Abraham v. Marshall
This text of 288 F. App'x 378 (Abraham v. Marshall) is published on Counsel Stack Legal Research, covering Court of Appeals for the Ninth Circuit primary law. Counsel Stack provides free access to over 12 million legal documents including statutes, case law, regulations, and constitutions.
Opinion
MEMORANDUM
California state prisoner Alan Abraham appeals pro se from the district court’s judgment denying his 28 U.S.C. § 2254 petition. We have jurisdiction pursuant to 28 U.S.C. § 2253. We review de novo a district court’s decision to deny a § 2254 petition, see Sass v. Cal. Bd. of Prison Terms, 461 F.3d 1123, 1126 (9th Cir.2006), and we affirm.
We reject as foreclosed the State’s contention that there is no federally protected liberty interest in parole release in California. See id. at 1127-28. We also reject the State’s contention that a Certificate of Appealability is required for this appeal. See Rosas v. Nielsen, 428 F.3d 1229, 1231-32 (9th Cir.2005).

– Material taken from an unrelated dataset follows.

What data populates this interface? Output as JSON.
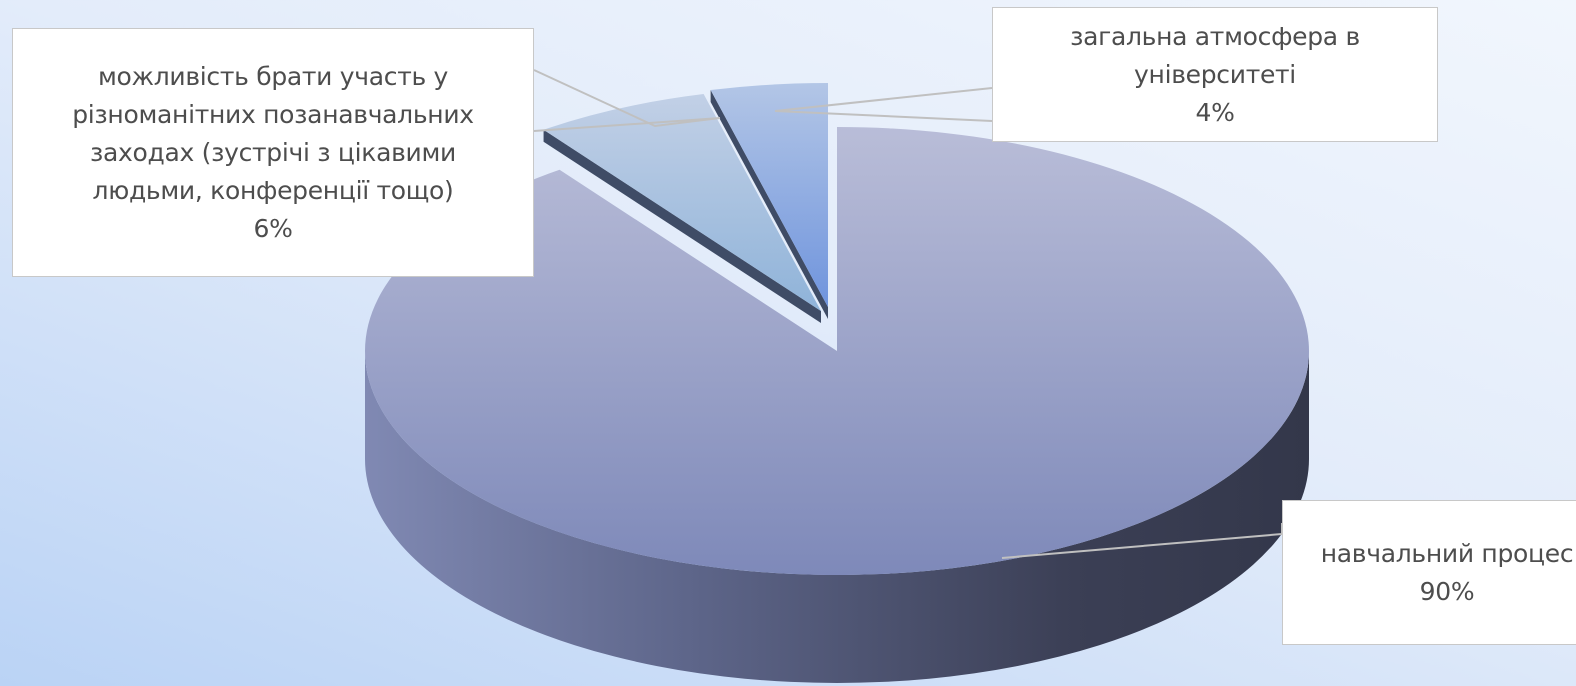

[380]*380Abraham contends that the California Board of Prison Terms’ (“the Board”) 2003 decision finding him unsuitable for parole violated his due process rights. We conclude that “some evidence” supports the Board’s decision to deny parole. See Sass, 461 F.3d at 1129. Accordingly, Abraham has failed to demonstrate that the state court’s decision denying this claim was contrary to, or involved an unreasonable application of, clearly established federal law, as determined by the Supreme Court. See 28 U.S.C. § 2254(d)(1); see also Superintendent v. Hill, 472 U.S. 445, 455-56, 105 S.Ct. 2768, 86 L.Ed.2d 356 (1985).
Abraham’s contention that the Board violated his due process rights by applying Cal.Code Regs., tit. 15 § 2402(c)(1) in evaluating his suitability for parole is waived. See Belgarde v. State of Montana, 123 F.3d 1210, 1216 (9th Cir.1997).
Finally, we reject Abraham’s contention that the Board’s reliance on § 2402(e)(1) violated his rights under Apprendi v. New Jersey, 530 U.S. 466, 120 S.Ct. 2348, 147 L.Ed.2d 435 (2000). See Cassett v. Stewart, 406 F.3d 614, 623-24 (9th Cir.2005) (holding that a federal court may deny an unexhausted petition on the merits when it is “perfectly clear that the applicant does not raise even a colorable federal claim”).
AFFIRMED.
This disposition is not appropriate for publication and is not precedent except as provided by 9th Cir. R. 36-3.